Puerto Rico board’s deal with local government falls apart

The Puerto Rico Senate killed a deal between Puerto Rico Gov. Ricardo Rosselló and the Oversight Board, potentially escalating conflict over budgetary policy and the restructuring of the central government's $51 billion of debt.

Senate President Thomas Rivera Schatz on Friday threatened a lawsuit against the board if it continues to try to gets its way on budget cuts or the repeal of worker protection measures.

In the compromise deal with the governor, the board had agreed to maintain the island’s mandatory Christmas bonus, vacation and sick day policies in exchange for Rosselló's agreement to introduce at-will employment for all employers by repealing a 1976 law, Law 80.

Rossello and Rivera Schatz on April 19

On May 30 the Senate had voted for a measure that would have introduced at-will employment only for employees entering the workforce. The board rejected this approach. On June 14 the House voted for an employment law measure that was substantially closer to what the board was seeking.

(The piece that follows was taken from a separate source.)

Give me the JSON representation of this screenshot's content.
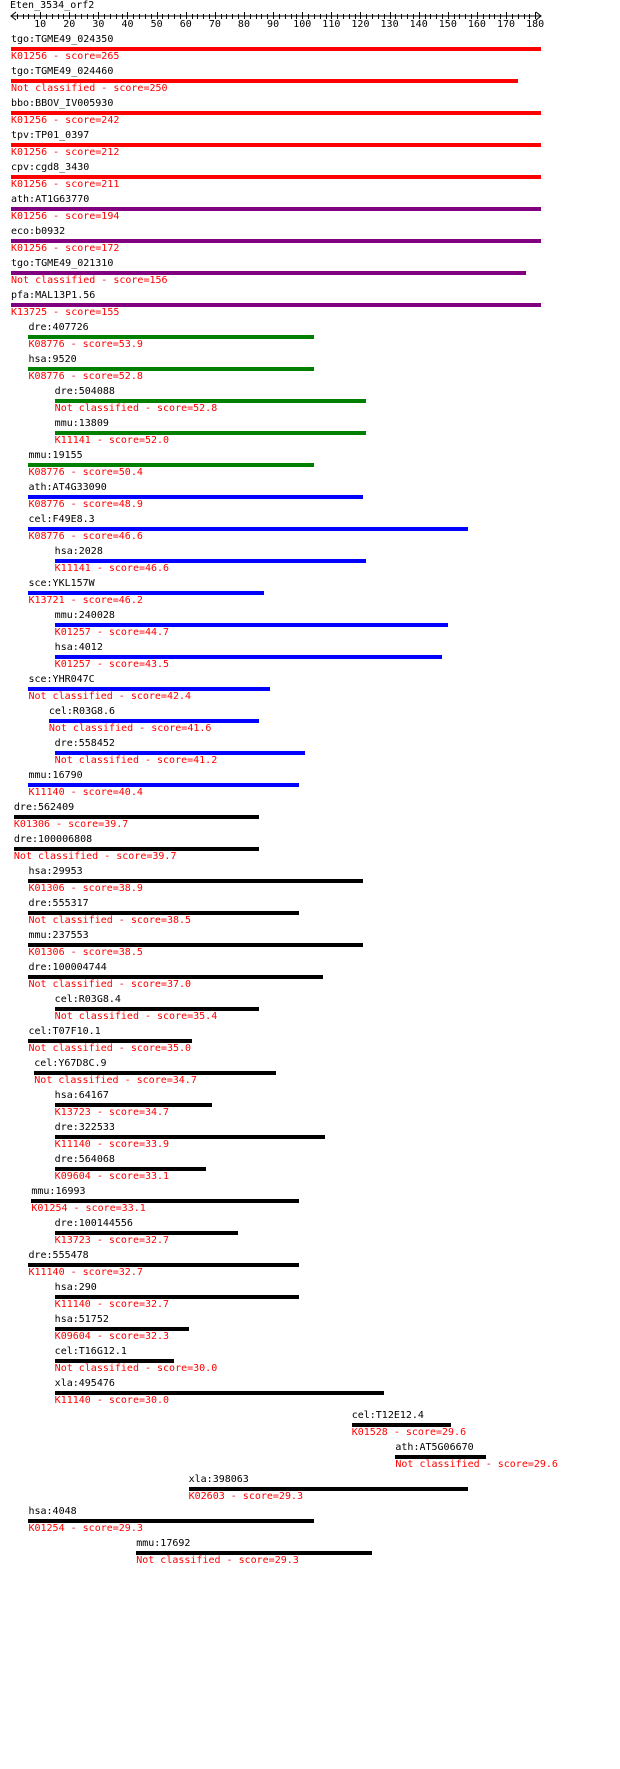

On Thursday Rivera Schatz, however, declared the Law 80 repeal to be dead, after speaking with other members of the majority New Progressive Party caucus in the Senate. Rosselló also is a member of the New Progressive Party, which supports statehood for Puerto Rico.

According to a video posted on the El Nuevo Día website, Rivera Schatz said he had consulted lawyers and was ready to fight in court, if the board seeks to carry out a repeal of Law 80 on its own.

The Puerto Rico House has added spending to a budget bill in recent days and the El Vocero news web site quoted House President Carlos Méndez and Treasury Committee Pres. Antonio Soto saying they expected that the board would reject the House version of the budget.

Under the Puerto Rico Oversight, Management, and Economic Stability Act, the board has the right to create and approve its own version of the budget for the island’s government. The island is currently operating under just such a budget.

The island’s fiscal year 2019 starts on July 1 and a new fiscal year 2019 budget would ordinarily be approved before this date.

On Thursday in Washington, Board Chairman José Carrión said that if the local government chose not to repeal Law 80, the currently certified fiscal plan would operate.

According to the plan, studies have shown job protections like those found in Law 80 to lower employment opportunities. The plan called for at-will employment to be introduced by Jan. 1, 2019.

Rivera Schatz said that he had consulted with lawyers and was ready to challenge any board-approved budget that deviates from the one approved by the legislature.

On May 9 Center for a New Economy Policy Director Sergio Marxuach told the Puerto Rico Senate Committee on Federal, Political, and Economic Relations that repealing Law 80 would be a bad idea.

According to him a 2016 International Monetary Fund study showed that in times of economic weakness eliminating job protections have had a negative economic impact in the short and medium term.

“By triggering a wave of layoffs, reforming employment protections further weakens aggregate demand and delays economic recovery,” the IMF report said.

A 2017 report from the Organization for Economic Cooperation and Development said that in Portugal from 2006 to 2014 “reforms increasing the flexibility of the labor market negatively affect firms’ productivity both in the short- and long-run. A possible explanation is that higher job turnover reduces firms’ incentives to invest in job-specific training and reduce the scope for workers’ specialization.”

Responding to Rivera Schatz’s actions, Rosselló released a statement that said, “Puerto Rico has just seen how politics is done and not how a future government should be made in challenging and difficult times, with this regrettable decision by the president of the Senate, Thomas Rivera Schatz.”

Rosselló added, “As governor, I will continue battling the old styles of immobility and making the greatest effort to achieve the understanding that will enable Puerto Rico to move forward.”